Member of the Victorian Legislative Assembly for Rodney
- In office 1 February 1883 – 1 April 1892 Serving with Duncan Gillies and William Webb
- Preceded by: Simon Fraser
- Succeeded by: Timothy Murphy

Personal details
- Born: 12 January 1833 Bath, England
- Died: 25 April 1899 (aged 66) Armadale, Colony of Victoria

= James Shackell =

Australian politician (1833–1899)

James Shackell (12 January 1833 - 25 April 1899) was an English-born Australian politician and merchant. He served as a member of the Victorian Legislative Assembly.

==Biography==
James Shackell was born 12 January 1833 in Bath, England. He was the son of James Shackell and Ann Shackell ( Mills). He emigrated to Victoria, arriving in January 1853.

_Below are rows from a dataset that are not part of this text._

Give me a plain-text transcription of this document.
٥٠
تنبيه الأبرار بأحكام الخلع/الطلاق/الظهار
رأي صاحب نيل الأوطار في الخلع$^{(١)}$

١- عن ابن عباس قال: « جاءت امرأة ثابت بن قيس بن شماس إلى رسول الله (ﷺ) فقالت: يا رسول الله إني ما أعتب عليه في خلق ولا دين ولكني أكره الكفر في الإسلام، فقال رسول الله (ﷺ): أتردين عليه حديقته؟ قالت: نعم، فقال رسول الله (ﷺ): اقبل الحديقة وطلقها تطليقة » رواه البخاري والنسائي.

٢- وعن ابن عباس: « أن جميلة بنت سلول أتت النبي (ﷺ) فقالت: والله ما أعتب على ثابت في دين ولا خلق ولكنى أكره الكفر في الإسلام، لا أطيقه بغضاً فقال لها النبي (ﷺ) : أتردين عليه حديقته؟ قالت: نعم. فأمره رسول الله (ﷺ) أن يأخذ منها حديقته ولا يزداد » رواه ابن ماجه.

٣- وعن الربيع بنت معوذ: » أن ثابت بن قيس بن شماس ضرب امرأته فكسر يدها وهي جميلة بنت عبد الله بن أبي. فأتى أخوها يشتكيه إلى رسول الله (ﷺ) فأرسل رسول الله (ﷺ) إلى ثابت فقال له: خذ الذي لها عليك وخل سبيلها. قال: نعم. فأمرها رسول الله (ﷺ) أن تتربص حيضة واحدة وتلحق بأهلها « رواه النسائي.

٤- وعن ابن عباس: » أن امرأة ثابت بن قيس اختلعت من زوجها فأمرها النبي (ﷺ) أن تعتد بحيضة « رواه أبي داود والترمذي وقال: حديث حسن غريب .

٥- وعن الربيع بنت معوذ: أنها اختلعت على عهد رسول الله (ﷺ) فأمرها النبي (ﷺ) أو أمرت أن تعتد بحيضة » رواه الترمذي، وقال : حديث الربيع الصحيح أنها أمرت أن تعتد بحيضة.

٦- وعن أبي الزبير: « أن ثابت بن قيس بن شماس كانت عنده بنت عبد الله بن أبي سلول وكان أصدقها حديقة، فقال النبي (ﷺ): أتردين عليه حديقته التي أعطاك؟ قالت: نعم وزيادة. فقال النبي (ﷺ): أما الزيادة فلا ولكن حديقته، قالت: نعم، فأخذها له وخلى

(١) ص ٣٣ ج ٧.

He held a business as a merchant on the goldfields, which he sold in 1858 to the Oriental Bank and travelled to England. While in Kent, he married Annie Littlewood. Upon returning to Australia in 1859, he worked as a sheep auctioneer in both Victoria and New South Wales. In 1863, he began working as a station agent and auctioneer in Echuca. He was a senior partner of the firm of cattle salesmen and auctioneers, Messrs Shackell, White, and Co.

In 1859, he was appointed a Justice of the Peace in Victoria. He was appointed in New South Wales in 1865 and in South Australia in 1881. He was Mayor of Echuca from 1878 to 1882, previously having been the President of the Shire of Echuca in 1877.

He contested the Electoral district of Rodney at the 1868 Victorian colonial election, the 1877 Victorian colonial election, and the 1877 Rodney colonial by-election, at all of which he was unsuccessful. The by-election was held because the results at the 1877 election were too close to be certain and Shackell challenged their validity. Shackell won election for Rodney at the 1883 Victorian colonial election as a Conservative member. In May 1889, Shackell wrote a letter to Premier Duncan Gillies advocating for the agricultural industry, including the community's desire for there to be a Minister for Agriculture. Until a few months prior, Gillies had been the other member for Rodney. Shackell lost his seat at the 1892 Victorian colonial election.

He died on 25 April 1899 in Armadale, aged 66, from complications related to gout.